Configure Device Properties via the Local Manager CLI¶
Log into the Local Manager and navigate to the port that is to be configured for Terminal Application failover and enter the device property editor by issuing the following commands:
[admin@LantronixLM]# port 1/2
LRT-3925 cisco CISCO3925-CHASSIS IOS 15.1(4)M
3925
[admin@LantronixLM (port1/2)]# config properties
[config properties]#
Configure the _applet_failover_ssh_fingerprint device property for the managed device SSH fingerprint (determined in the previous step) with the following command (where there is a space between the property and the fingerprint value):
[config properties]# _applet_failover_ssh_fingerprint b7:b7:9b:ce:bc:44:82:36:ca:92:71:65:fe:fd:4f:43
[config properties]# show
_applet_failover_ssh_fingerprint: b7:b7:9b:ce:bc:44:82:36:ca:92:71:65:fe:fd:4f:43
If there is no management IP address for the managed device configured in the Local Manager, or if the failover IP address that should be used is different from the configured management IP address, then the _applet_failover_ssh_ip device property should be configured to specify the failover IP address for the managed device. The show info command can be used to determine the management IP address for a given device. The following example shows the managed device to have a management IP address of 192.0.2.100:
[admin@LantronixLM (port1/2)]# show info
Hostname: LRT-3925
Description: 3925
Make: cisco
Model: CISCO3925-CHASSIS
OS: IOS
OS Version: 15.1(4)M
Management IP: 192.0.2.100
Current CPU Utilization: 0%
CPU Utilization (1 minute average): 1%
CPU Utilization (5 minute average): 1%
Total Memory: 762273884 bytes
Used Memory: 52811412 bytes
Free Memory: 709462472 bytes
To demonstrate how to set this device property, suppose that the Terminal Application should fail over to IP address 192.0.2.200 if a SSH session cannot be established to the Local Manager.
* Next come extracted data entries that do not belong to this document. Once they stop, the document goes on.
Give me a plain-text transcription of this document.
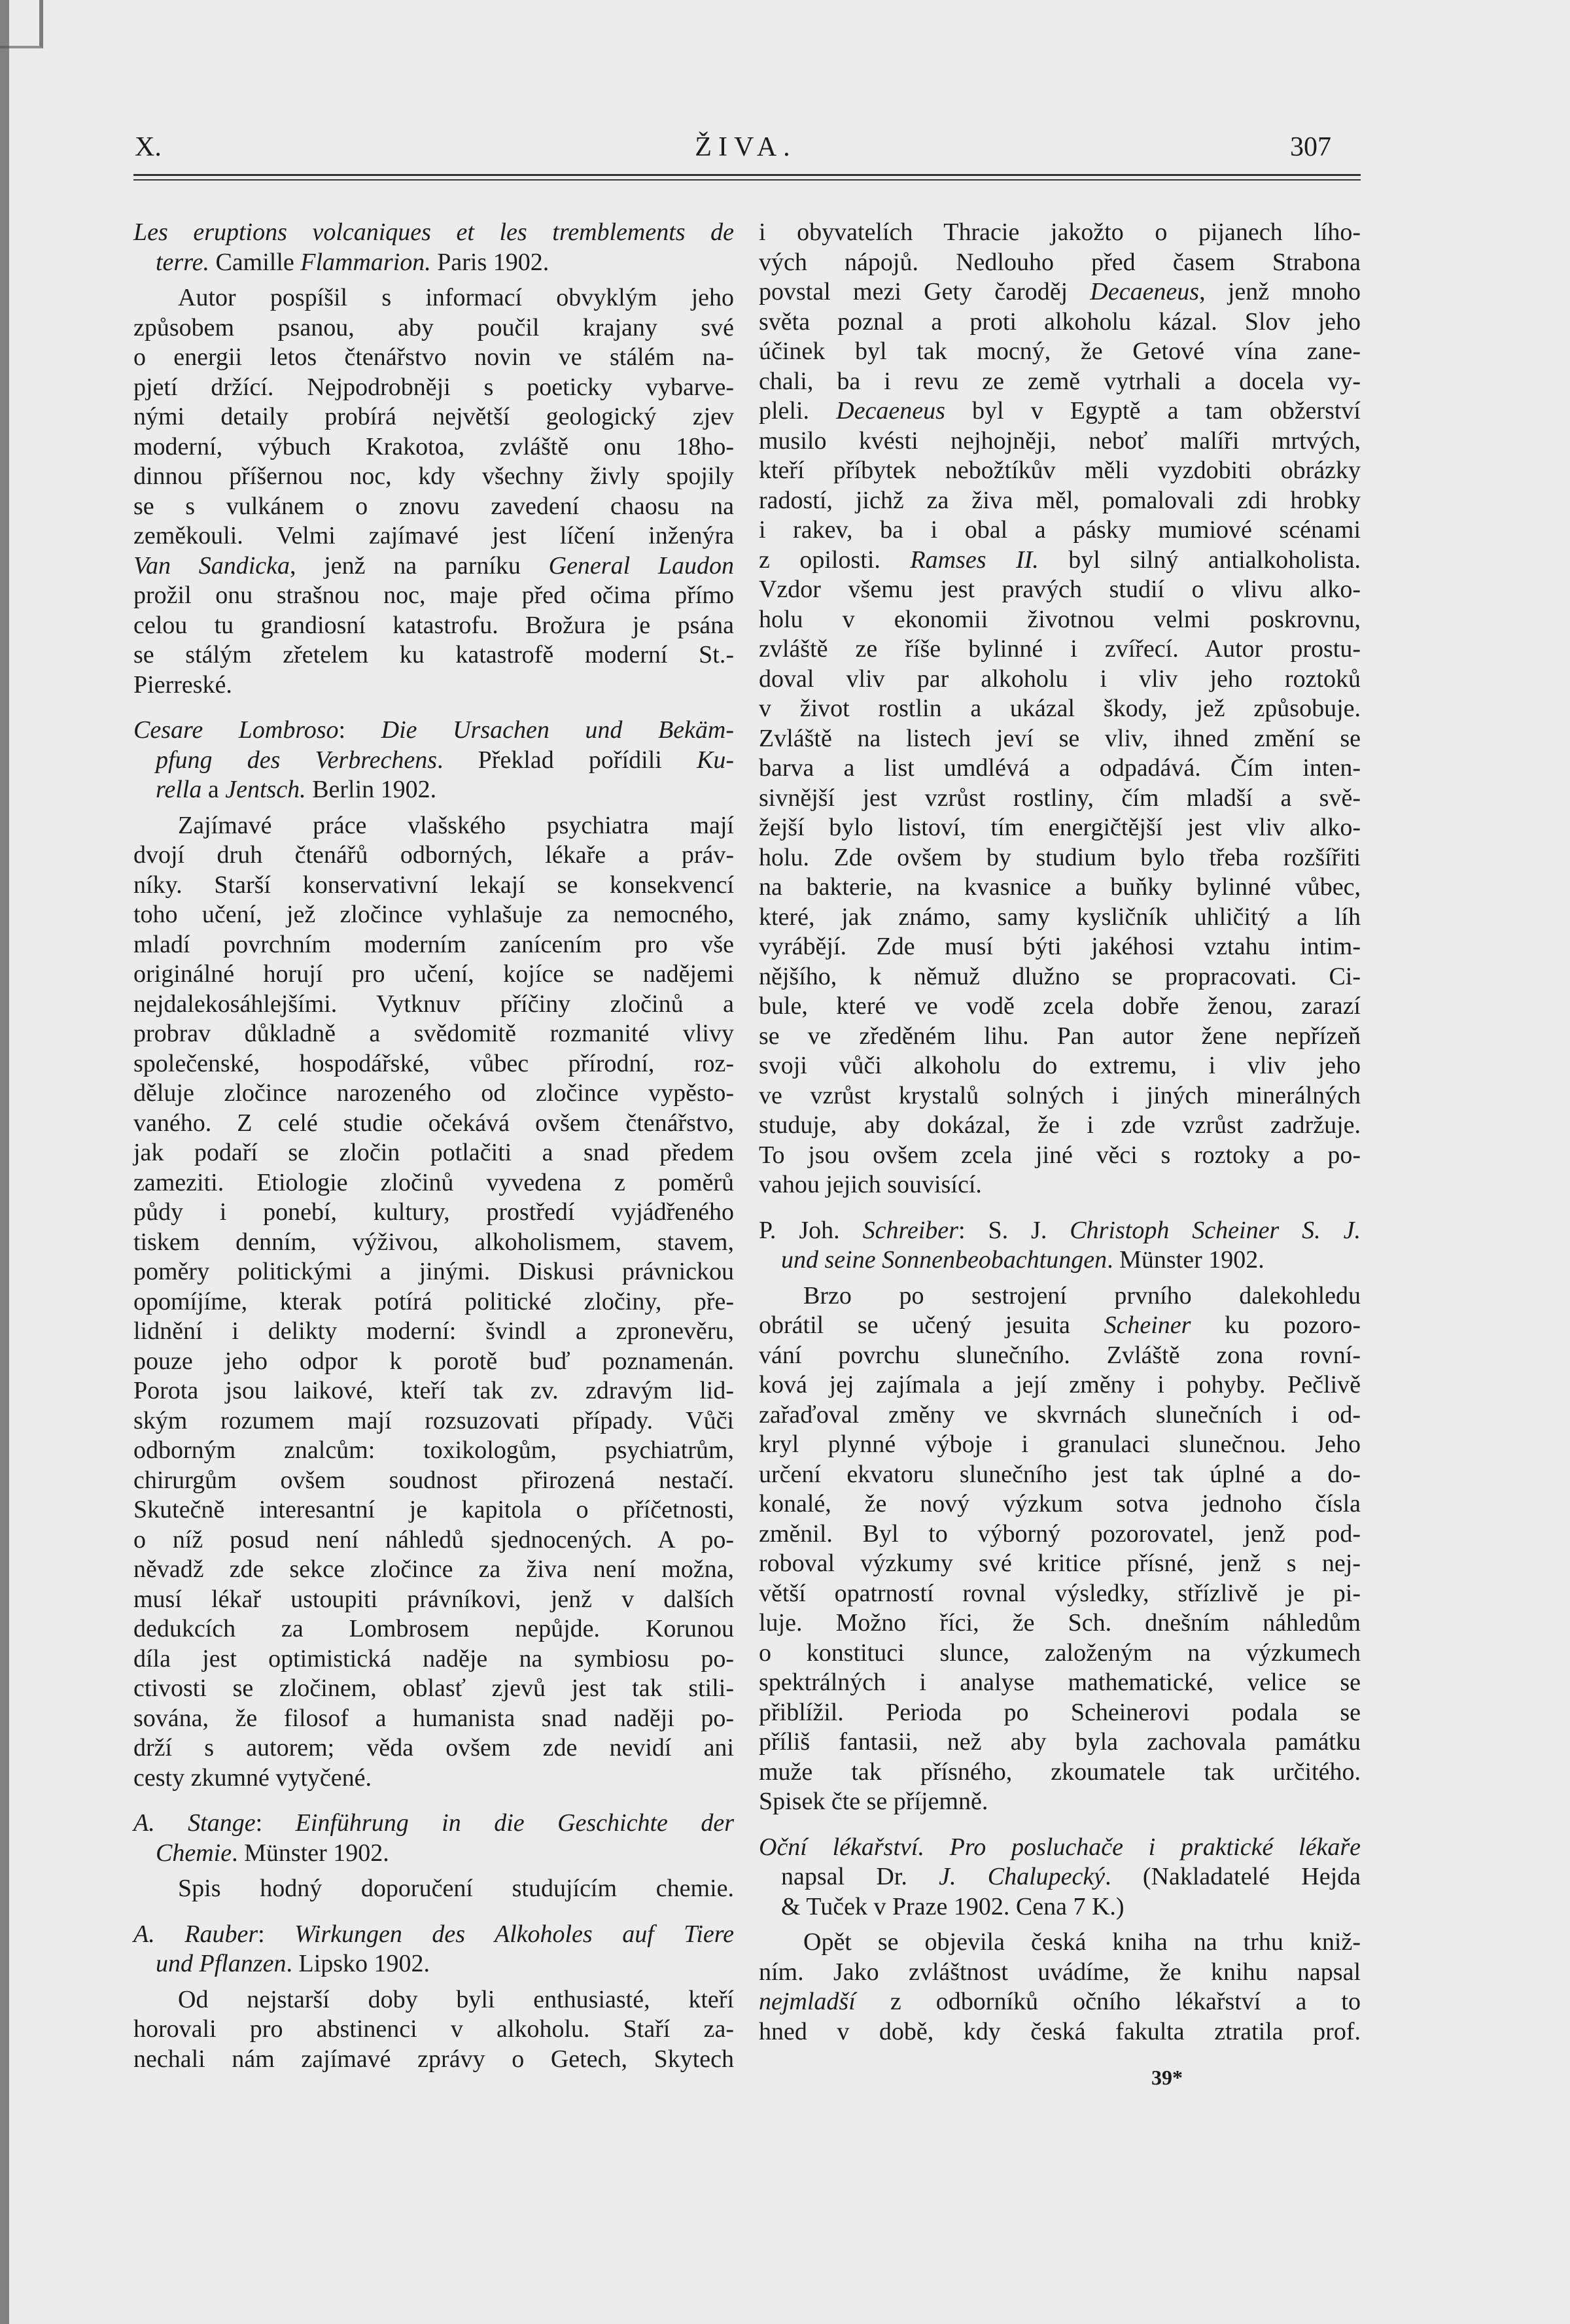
X.	ŽIVA.	307
Les eruptions volcaniques et les tremblements de
terre. Camille Flammarion. Paris 1902.
Autor pospíšil s informací obvyklým jeho
způsobem psanou, aby poučil krajany své
o energii letos čtenářstvo novin ve stálém na-
pjetí držící. Nejpodrobněji s poeticky vybarve-
nými detaily probírá největší geologický zjev
moderní, výbuch Krakotoa, zvláště onu 18ho-
dinnou příšernou noc, kdy všechny živly spojily
se s vulkánem o znovu zavedení chaosu na
zeměkouli. Velmi zajímavé jest líčení inženýra
Van Sandicka, jenž na parníku General Laudon
prožil onu strašnou noc, maje před očima přímo
celou tu grandiosní katastrofu. Brožura je psána
se stálým zřetelem ku katastrofě moderní St.-
Pierreské.
Cesare Lombroso: Die Ursachen und Bekäm-
pfung des Verbrechens. Překlad pořídili Ku-
rella a Jentsch. Berlin 1902.
Zajímavé práce vlašského psychiatra mají
dvojí druh čtenářů odborných, lékaře a práv-
níky. Starší konservativní lekají se konsekvencí
toho učení, jež zločince vyhlašuje za nemocného,
mladí povrchním moderním zanícením pro vše
originálné horují pro učení, kojíce se nadějemi
nejdalekosáhlejšími. Vytknuv příčiny zločinů a
probrav důkladně a svědomitě rozmanité vlivy
společenské, hospodářské, vůbec přírodní, roz-
děluje zločince narozeného od zločince vypěsto-
vaného. Z celé studie očekává ovšem čtenářstvo,
jak podaří se zločin potlačiti a snad předem
zameziti. Etiologie zločinů vyvedena z poměrů
půdy i ponebí, kultury, prostředí vyjádřeného
tiskem denním, výživou, alkoholismem, stavem,
poměry politickými a jinými. Diskusi právnickou
opomíjíme, kterak potírá politické zločiny, pře-
lidnění i delikty moderní: švindl a zpronevěru,
pouze jeho odpor k porotě buď poznamenán.
Porota jsou laikové, kteří tak zv. zdravým lid-
ským rozumem mají rozsuzovati případy. Vůči
odborným znalcům: toxikologům, psychiatrům,
chirurgům ovšem soudnost přirozená nestačí.
Skutečně interesantní je kapitola o příčetnosti,
o níž posud není náhledů sjednocených. A po-
něvadž zde sekce zločince za živa není možna,
musí lékař ustoupiti právníkovi, jenž v dalších
dedukcích za Lombrosem nepůjde. Korunou
díla jest optimistická naděje na symbiosu po-
ctivosti se zločinem, oblasť zjevů jest tak stili-
sována, že filosof a humanista snad naději po-
drží s autorem; věda ovšem zde nevidí ani
cesty zkumné vytyčené.
A. Stange: Einführung in die Geschichte der
Chemie. Münster 1902.
Spis hodný doporučení studujícím chemie.
A. Rauber: Wirkungen des Alkoholes auf Tiere
und Pflanzen. Lipsko 1902.
Od nejstarší doby byli enthusiasté, kteří
horovali pro abstinenci v alkoholu. Staří za-
nechali nám zajímavé zprávy o Getech, Skytech
i obyvatelích Thracie jakožto o pijanech lího-
vých nápojů. Nedlouho před časem Strabona
povstal mezi Gety čaroděj Decaeneus, jenž mnoho
světa poznal a proti alkoholu kázal. Slov jeho
účinek byl tak mocný, že Getové vína zane-
chali, ba i revu ze země vytrhali a docela vy-
pleli. Decaeneus byl v Egyptě a tam obžerství
musilo kvésti nejhojněji, neboť malíři mrtvých,
kteří příbytek nebožtíkův měli vyzdobiti obrázky
radostí, jichž za živa měl, pomalovali zdi hrobky
i rakev, ba i obal a pásky mumiové scénami
z opilosti. Ramses II. byl silný antialkoholista.
Vzdor všemu jest pravých studií o vlivu alko-
holu v ekonomii životnou velmi poskrovnu,
zvláště ze říše bylinné i zvířecí. Autor prostu-
doval vliv par alkoholu i vliv jeho roztoků
v život rostlin a ukázal škody, jež způsobuje.
Zvláště na listech jeví se vliv, ihned změní se
barva a list umdlévá a odpadává. Čím inten-
sivnější jest vzrůst rostliny, čím mladší a svě-
žejší bylo listoví, tím energičtější jest vliv alko-
holu. Zde ovšem by studium bylo třeba rozšířiti
na bakterie, na kvasnice a buňky bylinné vůbec,
které, jak známo, samy kysličník uhličitý a líh
vyrábějí. Zde musí býti jakéhosi vztahu intim-
nějšího, k němuž dlužno se propracovati. Ci-
bule, které ve vodě zcela dobře ženou, zarazí
se ve zředěném lihu. Pan autor žene nepřízeň
svoji vůči alkoholu do extremu, i vliv jeho
ve vzrůst krystalů solných i jiných minerálných
studuje, aby dokázal, že i zde vzrůst zadržuje.
To jsou ovšem zcela jiné věci s roztoky a po-
vahou jejich souvisící.
P. Joh. Schreiber: S. J. Christoph Scheiner S. J.
und seine Sonnenbeobachtungen. Münster 1902.
Brzo po sestrojení prvního dalekohledu
obrátil se učený jesuita Scheiner ku pozoro-
vání povrchu slunečního. Zvláště zona rovní-
ková jej zajímala a její změny i pohyby. Pečlivě
zařaďoval změny ve skvrnách slunečních i od-
kryl plynné výboje i granulaci slunečnou. Jeho
určení ekvatoru slunečního jest tak úplné a do-
konalé, že nový výzkum sotva jednoho čísla
změnil. Byl to výborný pozorovatel, jenž pod-
roboval výzkumy své kritice přísné, jenž s nej-
větší opatrností rovnal výsledky, střízlivě je pi-
luje. Možno říci, že Sch. dnešním náhledům
o konstituci slunce, založeným na výzkumech
spektrálných i analyse mathematické, velice se
přiblížil. Perioda po Scheinerovi podala se
příliš fantasii, než aby byla zachovala památku
muže tak přísného, zkoumatele tak určitého.
Spisek čte se příjemně.
Oční lékařství. Pro posluchače i praktické lékaře
napsal Dr. J. Chalupecký. (Nakladatelé Hejda
& Tuček v Praze 1902. Cena 7 K.)
Opět se objevila česká kniha na trhu kniž-
ním. Jako zvláštnost uvádíme, že knihu napsal
nejmladší z odborníků očního lékařství a to
hned v době, kdy česká fakulta ztratila prof.
39*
Issue the following commands to enter the device property configuration editor on the managed device port and set the failover IP address:
[admin@LantronixLM (port1/2)]# config properties
[config properties]# _applet_failover_ssh_ip 192.0.2.200
[config properties]# show
_applet_failover_ssh_ip: 192.0.2.200
_applet_failover_ssh_fingerprint: b7:b7:9b:ce:bc:44:82:36:ca:92:71:65:fe:fd:4f:43
[config properties]# exit
Alternatively, device properties can be set via the Control Center. Log into the Control Center, navigate to the Local Manager in the Inventory, click on the port for the managed device in the Device section of the Local Manager summary page, and click the Properties link in the left navigation bar. The following page appears so device properties can be added or deleted:
Usage¶
Once device properties are configured for a managed device as specified above, the Terminal Application failover feature is configured and active. To use the Terminal Application to access the console port of a managed device, connect to the web interface of the Control Center and navigate to the Inventory page. Select a Local Manager from the Inventory tree to bring up its Summary page. Launch the Terminal Application by clicking the chevron next to the SSH button and selecting the Open native terminal option on the SSH menu. Should the Terminal Application fail to establish an SSH session to the Local Manager, the terminal will then attempt to establish an SSH session directly to the managed device.